Bangladesh has executed a senior politician of an Islamist opposition party for crimes against humanity committed during the south Asian nation’s bloody war of independence in 1971.
Muhammad Kamaruzzaman was hanged in the capital Dhaka, following a prolonged and controversial judicial process that has evoked fierce debate and at times violence in the nation of 157m people.
The Islamist leader lost his final appeal on Monday when the supreme court dismissed a review petition. Kamaruzzaman did not seek presidential clemency. Kamaruzzaman’s son, Hasan Iqbal, said: “Only Allah can give or take life, not a president.”
The 62 year old was a member of the Al-Badr brigade, an auxiliary militia that fought alongside Pakistani troops as they attempted to prevent the breakaway of what was then East Pakistan in 1971.
A journalist, he rose to senior assistant general secretary of Jamaat-e-Islami, Bangladesh’s largest Islamist political party and a long-time electoral ally of the current centre-right opposition party, the Bangladesh Nationalist party.
Kamaruzzaman was found guilty in May 2013 of crimes against humanity by Bangladesh’s International Crimes Tribunal, a body set up by the ruling Awami League party in 2009 to investigate and prosecute crimes committed during the 1971 war. In spite of its name, the court is a domestic body, and is deeply entwined in the nation’s politics.

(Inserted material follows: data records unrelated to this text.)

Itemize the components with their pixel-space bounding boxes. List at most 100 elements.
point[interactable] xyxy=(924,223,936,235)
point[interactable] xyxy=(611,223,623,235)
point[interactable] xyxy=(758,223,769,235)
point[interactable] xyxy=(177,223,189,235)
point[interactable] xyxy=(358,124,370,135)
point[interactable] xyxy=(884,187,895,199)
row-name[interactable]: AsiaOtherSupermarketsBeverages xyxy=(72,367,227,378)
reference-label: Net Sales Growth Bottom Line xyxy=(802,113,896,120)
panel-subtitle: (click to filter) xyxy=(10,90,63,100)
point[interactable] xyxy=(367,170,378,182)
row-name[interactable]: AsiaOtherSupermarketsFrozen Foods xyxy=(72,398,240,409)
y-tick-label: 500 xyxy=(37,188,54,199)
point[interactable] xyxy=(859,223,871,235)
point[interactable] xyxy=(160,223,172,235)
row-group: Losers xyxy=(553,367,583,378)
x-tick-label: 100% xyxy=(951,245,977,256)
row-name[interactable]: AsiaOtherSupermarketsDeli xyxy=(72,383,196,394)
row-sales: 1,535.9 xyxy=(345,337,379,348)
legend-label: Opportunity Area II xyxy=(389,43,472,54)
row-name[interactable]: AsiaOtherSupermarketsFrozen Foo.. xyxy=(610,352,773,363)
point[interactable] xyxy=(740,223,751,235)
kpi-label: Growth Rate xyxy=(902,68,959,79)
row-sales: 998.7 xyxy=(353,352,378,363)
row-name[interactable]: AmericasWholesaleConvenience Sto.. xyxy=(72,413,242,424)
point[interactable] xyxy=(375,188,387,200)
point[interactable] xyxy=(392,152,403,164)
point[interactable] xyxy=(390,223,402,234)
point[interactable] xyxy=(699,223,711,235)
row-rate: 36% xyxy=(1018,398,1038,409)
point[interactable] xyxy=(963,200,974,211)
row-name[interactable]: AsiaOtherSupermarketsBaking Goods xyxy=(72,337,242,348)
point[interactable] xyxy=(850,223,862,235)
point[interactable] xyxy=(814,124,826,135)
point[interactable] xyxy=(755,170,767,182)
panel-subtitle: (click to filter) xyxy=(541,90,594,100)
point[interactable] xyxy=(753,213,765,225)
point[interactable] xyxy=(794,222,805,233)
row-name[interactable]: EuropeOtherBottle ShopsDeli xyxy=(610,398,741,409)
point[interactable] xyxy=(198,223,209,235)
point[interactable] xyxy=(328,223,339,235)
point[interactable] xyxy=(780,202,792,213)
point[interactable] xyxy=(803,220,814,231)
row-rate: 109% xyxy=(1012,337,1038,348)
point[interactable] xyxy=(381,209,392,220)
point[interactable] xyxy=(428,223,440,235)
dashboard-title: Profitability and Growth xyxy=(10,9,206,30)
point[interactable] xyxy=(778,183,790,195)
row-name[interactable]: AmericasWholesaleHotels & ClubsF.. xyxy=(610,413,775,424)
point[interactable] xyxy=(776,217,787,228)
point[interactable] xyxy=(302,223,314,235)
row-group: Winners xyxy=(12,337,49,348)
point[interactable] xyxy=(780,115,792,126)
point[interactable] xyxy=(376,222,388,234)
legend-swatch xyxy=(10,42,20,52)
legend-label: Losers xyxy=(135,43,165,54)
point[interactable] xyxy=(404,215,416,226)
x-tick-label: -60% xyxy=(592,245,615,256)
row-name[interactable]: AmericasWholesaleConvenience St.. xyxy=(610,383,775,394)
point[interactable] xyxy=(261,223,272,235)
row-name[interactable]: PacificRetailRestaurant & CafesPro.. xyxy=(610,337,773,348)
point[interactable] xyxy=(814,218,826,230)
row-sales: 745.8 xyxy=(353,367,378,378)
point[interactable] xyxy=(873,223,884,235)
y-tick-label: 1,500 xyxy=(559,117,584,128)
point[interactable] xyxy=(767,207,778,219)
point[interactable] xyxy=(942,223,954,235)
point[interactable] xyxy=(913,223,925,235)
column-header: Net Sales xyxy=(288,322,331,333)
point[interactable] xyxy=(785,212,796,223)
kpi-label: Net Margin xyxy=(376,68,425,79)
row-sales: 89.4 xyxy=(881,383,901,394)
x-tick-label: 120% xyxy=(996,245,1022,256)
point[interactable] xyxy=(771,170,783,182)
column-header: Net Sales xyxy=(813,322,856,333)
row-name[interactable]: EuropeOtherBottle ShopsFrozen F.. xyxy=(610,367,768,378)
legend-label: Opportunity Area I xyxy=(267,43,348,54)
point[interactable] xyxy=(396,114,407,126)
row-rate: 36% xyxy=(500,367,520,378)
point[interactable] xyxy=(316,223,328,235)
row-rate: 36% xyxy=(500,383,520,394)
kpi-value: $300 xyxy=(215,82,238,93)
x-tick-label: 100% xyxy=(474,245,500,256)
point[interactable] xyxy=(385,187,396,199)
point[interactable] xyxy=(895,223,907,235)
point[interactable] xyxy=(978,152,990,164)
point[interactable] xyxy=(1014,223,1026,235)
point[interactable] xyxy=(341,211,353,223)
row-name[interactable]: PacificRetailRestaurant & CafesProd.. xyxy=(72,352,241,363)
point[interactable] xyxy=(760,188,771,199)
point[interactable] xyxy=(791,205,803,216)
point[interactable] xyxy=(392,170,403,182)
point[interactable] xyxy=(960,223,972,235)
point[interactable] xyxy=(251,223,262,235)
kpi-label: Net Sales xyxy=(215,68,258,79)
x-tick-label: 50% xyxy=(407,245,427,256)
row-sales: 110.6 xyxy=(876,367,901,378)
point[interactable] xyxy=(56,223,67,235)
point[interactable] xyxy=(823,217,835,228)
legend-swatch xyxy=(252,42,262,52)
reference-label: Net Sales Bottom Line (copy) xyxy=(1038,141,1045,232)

The tribunal was a key election promise of the ruling Awami League party, which returned to power in 2008.
The court found Kamaruzzaman to have led Pakistani troops in a massacre in a town that later became known as the “village of widows”. According to the ICT judgment, Kamaruzzaman and his men lined up and shot 120 men in the central Bangladeshi village of Sohagpur before they “committed rape upon women of the said village”.
Prosecutors at the trial produced contemporary reports from a newspaper Kamaruzzaman edited, the Daily Sangram, as evidence for his command of the militia. The reports suggested that Al Badr and Pakistani forces deliberately targeted Hindus and intellectuals after the pro-separatist Awami League party triumphed in the first Pakistani general election in 1970.
However, the tribunal process and Kamaruzzaman’s trial have been heavily criticised.
Defence lawyers contend that the courts were under political pressure from the government, that they were allowed fewer witnesses than the prosecution and that Mr Kamaruzzaman’s detention, which began in July 2010, was arbitrary.
Opposition figures say the trials were a means for the ruling Awami League to remove political rivals. Jamaat is a key coalition partner of the opposition BNP, which has been locked in a deadly effort to force the government to hold fresh elections since polls they boycotted in January 2014.
As a result, some international bodies have expressed their own concerns, including the UN Office of the High Commissioner for Human Rights. “Given serious concerns about the fairness of trials conducted before the tribunal, the government of Bangladesh should not implement death penalty sentences,” officials stated.
Paramilitary border guards were deployed hours before the execution around the second city and major port in Chittagong. Jamaat party sympathisers and its student wing have conducted violent protests in response to the trial process in the past and have called a general strike for Monday.